Kamila przemyślała całą sprawę związaną z firmą Pana Wojciecha. Po tym, jak po raz setny próbowała skontaktować się z Panią Elżbietą, postanowiła zadzwonić do Arnolda, jej szofera i ochroniarza. Streścił jej pokrótce historię z dziwnym synem, który ich zwolnił, z zachowaniem kobiety, które było bardzo podejrzane, ponieważ Elżbieta cieszyła się świetnym zdrowiem a tu nagle z dnia na dzień czuła się gorzej.
- To na pewno jest jej syn? - Zapytała zamyślona Sabina, po tym, jak Kamila streściła kobietom rozmowę, jaką odbyła z Arnoldem.
- Mówiłam ci już, że za dużo fantazjujesz. - Odpowiedziała Kamila.
- Znam ich syna i pamiętam go. To on. Po prostu jest oderwany od rzeczywistości. Zjarał mu się mózg od tej trawy, czy coś.- Bo czyta te swoje książki o seksie i....
- Pytał cię ktoś? Bawisz się, to baw... - Dagmara odkąd przyszły, była zajęta zabawą z Alicją.
- Ja nie zniosę twojej burzy hormonów, jak będziesz w ciąży.
- Nie będzie tak źle... - Zaśmiała się Basia.
- Pozwól kochanie, że na ten temat wypowiem się ja, ponieważ to właśnie Ja znosiłam twoje zachcianki i humory, o których chyba już zapomniałaś.
- Dobra, skończcie. - Przerwała Sabina. - Jaki mamy plan?

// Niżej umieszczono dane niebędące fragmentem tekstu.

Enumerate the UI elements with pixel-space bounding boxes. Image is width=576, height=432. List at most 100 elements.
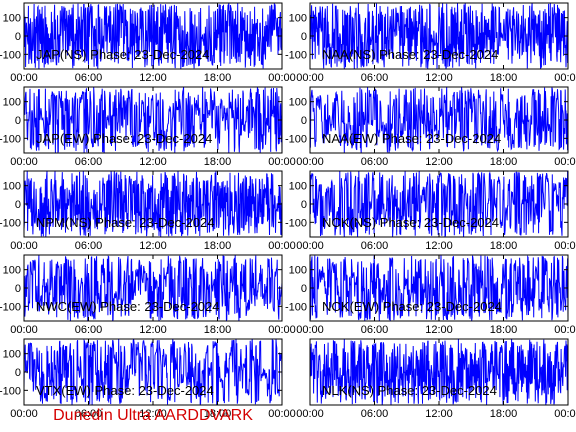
y-tick-label: 0 [15, 199, 21, 211]
x-tick-label: 00:00 [296, 156, 324, 168]
y-tick-label: -100 [0, 133, 21, 145]
x-tick-label: 06:00 [75, 156, 103, 168]
x-tick-label: 06:00 [361, 408, 389, 420]
series-line [24, 171, 282, 237]
panel-5: 100 0 -100 00:00 06:00 12:00 18:00 00:00 NCK(NS)… [285, 170, 576, 252]
panel-title: JAP(NS) Phase: 23-Dec-2024 [36, 47, 209, 62]
panel-1: 100 0 -100 00:00 06:00 12:00 18:00 00:00 NAA(NS)… [285, 2, 576, 84]
x-tick-label: 18:00 [204, 240, 232, 252]
x-tick-label: 00:00 [296, 72, 324, 84]
y-tick-label: 0 [15, 283, 21, 295]
panel-title: NPM(NS) Phase: 23-Dec-2024 [36, 215, 214, 230]
y-tick-label: -100 [285, 133, 307, 145]
x-tick-label: 00:00 [268, 408, 296, 420]
panel-title: NCK(NS) Phase: 23-Dec-2024 [322, 215, 499, 230]
x-tick-label: 12:00 [139, 72, 167, 84]
x-tick-label: 18:00 [490, 156, 518, 168]
x-tick-label: 12:00 [425, 408, 453, 420]
x-tick-label: 00:00 [296, 240, 324, 252]
panel-title: JAP(EW) Phase: 23-Dec-2024 [36, 131, 212, 146]
series-line [310, 339, 568, 405]
x-tick-label: 00:00 [10, 156, 38, 168]
x-tick-label: 00:00 [268, 156, 296, 168]
x-tick-label: 12:00 [425, 324, 453, 336]
y-tick-label: 0 [15, 115, 21, 127]
x-tick-label: 18:00 [490, 408, 518, 420]
x-tick-label: 00:00 [554, 156, 576, 168]
panel-title: NAA(EW) Phase: 23-Dec-2024 [322, 131, 501, 146]
y-tick-label: -100 [0, 385, 21, 397]
panel-title: NWC(EW) Phase: 23-Dec-2024 [36, 299, 220, 314]
x-tick-label: 06:00 [361, 240, 389, 252]
y-tick-label: 100 [3, 349, 21, 361]
x-tick-label: 18:00 [490, 324, 518, 336]
panels-group: 100 0 -100 00:00 06:00 12:00 18:00 00:00 JAP(NS)… [0, 2, 576, 420]
x-tick-label: 00:00 [554, 240, 576, 252]
x-tick-label: 06:00 [361, 156, 389, 168]
panel-title: NCK(EW) Phase: 23-Dec-2024 [322, 299, 502, 314]
y-tick-label: -100 [285, 49, 307, 61]
y-tick-label: 100 [289, 265, 307, 277]
x-tick-label: 06:00 [75, 240, 103, 252]
footer-label: Dunedin Ultra AARDDVARK [53, 407, 253, 424]
x-tick-label: 00:00 [268, 240, 296, 252]
y-tick-label: 100 [289, 13, 307, 25]
panel-7: 100 0 -100 00:00 06:00 12:00 18:00 00:00 NCK(EW)… [285, 254, 576, 336]
x-tick-label: 18:00 [204, 72, 232, 84]
y-tick-label: -100 [285, 217, 307, 229]
y-tick-label: -100 [0, 49, 21, 61]
panel-title: VTX(EW) Phase: 23-Dec-2024 [36, 383, 214, 398]
x-tick-label: 00:00 [296, 324, 324, 336]
x-tick-label: 00:00 [10, 408, 38, 420]
x-tick-label: 00:00 [10, 72, 38, 84]
panel-title: NAA(NS) Phase: 23-Dec-2024 [322, 47, 498, 62]
series-line [310, 87, 568, 153]
x-tick-label: 06:00 [75, 408, 103, 420]
x-tick-label: 12:00 [425, 72, 453, 84]
panel-3: 100 0 -100 00:00 06:00 12:00 18:00 00:00 NAA(EW)… [285, 86, 576, 168]
x-tick-label: 06:00 [75, 324, 103, 336]
panel-0: 100 0 -100 00:00 06:00 12:00 18:00 00:00 JAP(NS)… [0, 2, 296, 84]
series-line [310, 255, 568, 321]
x-tick-label: 12:00 [139, 324, 167, 336]
series-line [24, 87, 282, 153]
panel-title: NLK(NS) Phase: 23-Dec-2024 [322, 383, 497, 398]
series-line [24, 339, 282, 405]
y-tick-label: 100 [3, 97, 21, 109]
panel-9: 00:00 06:00 12:00 18:00 00:00 NLK(NS) Phase: … [296, 338, 576, 420]
x-tick-label: 18:00 [490, 240, 518, 252]
y-tick-label: 100 [289, 97, 307, 109]
x-tick-label: 12:00 [425, 156, 453, 168]
x-tick-label: 12:00 [139, 156, 167, 168]
x-tick-label: 00:00 [10, 324, 38, 336]
x-tick-label: 12:00 [139, 240, 167, 252]
series-line [310, 171, 568, 237]
x-tick-label: 00:00 [268, 324, 296, 336]
y-tick-label: 100 [3, 265, 21, 277]
y-tick-label: -100 [0, 217, 21, 229]
y-tick-label: 100 [289, 181, 307, 193]
y-tick-label: 0 [301, 199, 307, 211]
y-tick-label: 100 [3, 181, 21, 193]
x-tick-label: 12:00 [425, 240, 453, 252]
x-tick-label: 00:00 [296, 408, 324, 420]
series-line [24, 255, 282, 321]
x-tick-label: 18:00 [490, 72, 518, 84]
x-tick-label: 06:00 [75, 72, 103, 84]
panel-4: 100 0 -100 00:00 06:00 12:00 18:00 00:00 NPM(NS)… [0, 170, 296, 252]
y-tick-label: 0 [15, 367, 21, 379]
x-tick-label: 00:00 [268, 72, 296, 84]
x-tick-label: 18:00 [204, 324, 232, 336]
x-tick-label: 00:00 [10, 240, 38, 252]
y-tick-label: 0 [15, 31, 21, 43]
panel-2: 100 0 -100 00:00 06:00 12:00 18:00 00:00 JAP(EW)… [0, 86, 296, 168]
panel-8: 100 0 -100 00:00 06:00 12:00 18:00 00:00 VTX(EW)… [0, 338, 296, 420]
x-tick-label: 18:00 [204, 408, 232, 420]
x-tick-label: 12:00 [139, 408, 167, 420]
y-tick-label: 0 [301, 31, 307, 43]
x-tick-label: 00:00 [554, 72, 576, 84]
panel-6: 100 0 -100 00:00 06:00 12:00 18:00 00:00 NWC(EW)… [0, 254, 296, 336]
x-tick-label: 18:00 [204, 156, 232, 168]
x-tick-label: 06:00 [361, 324, 389, 336]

- Gosia czeka tylko na informacje. Mówiła, że jest gotowa nam pomóc.- Zaczęła Kamila. - Z tego co pamiętam, to najnowszy testament jest w trzech kopiach. Jedna miała być w domu, druga u prawnika a trzecia w biurze prezesa.
- Włamiemy się do trzech miejsc na raz. - Powiedziała stanowczym tonem Sabina.
- Kochanie, mnie w to nie mieszaj. Matka chrzestna musi być przy dziecku. - Powiedziała Dagmara, stukając się w głowę na pomysł jej partnerki.
- Od kiedy poczuwasz się do obowiązku, co?
- Odkąd mam ciebie. - Wstała i skradła szybkiego buziaka Sabinie, po czym poszła do toalety.
- Jesteście okropne... - Zgorszyła się Kamila. - Nie dam z wami rady na dłuższą metę. - Oglądanie obściskujące się byłe kochanki przyprawiał ją o mdłości. Jakby tak ktoś stanął z boku, pewnie pomyślałby, że jest w jakimś cholernym pornosie.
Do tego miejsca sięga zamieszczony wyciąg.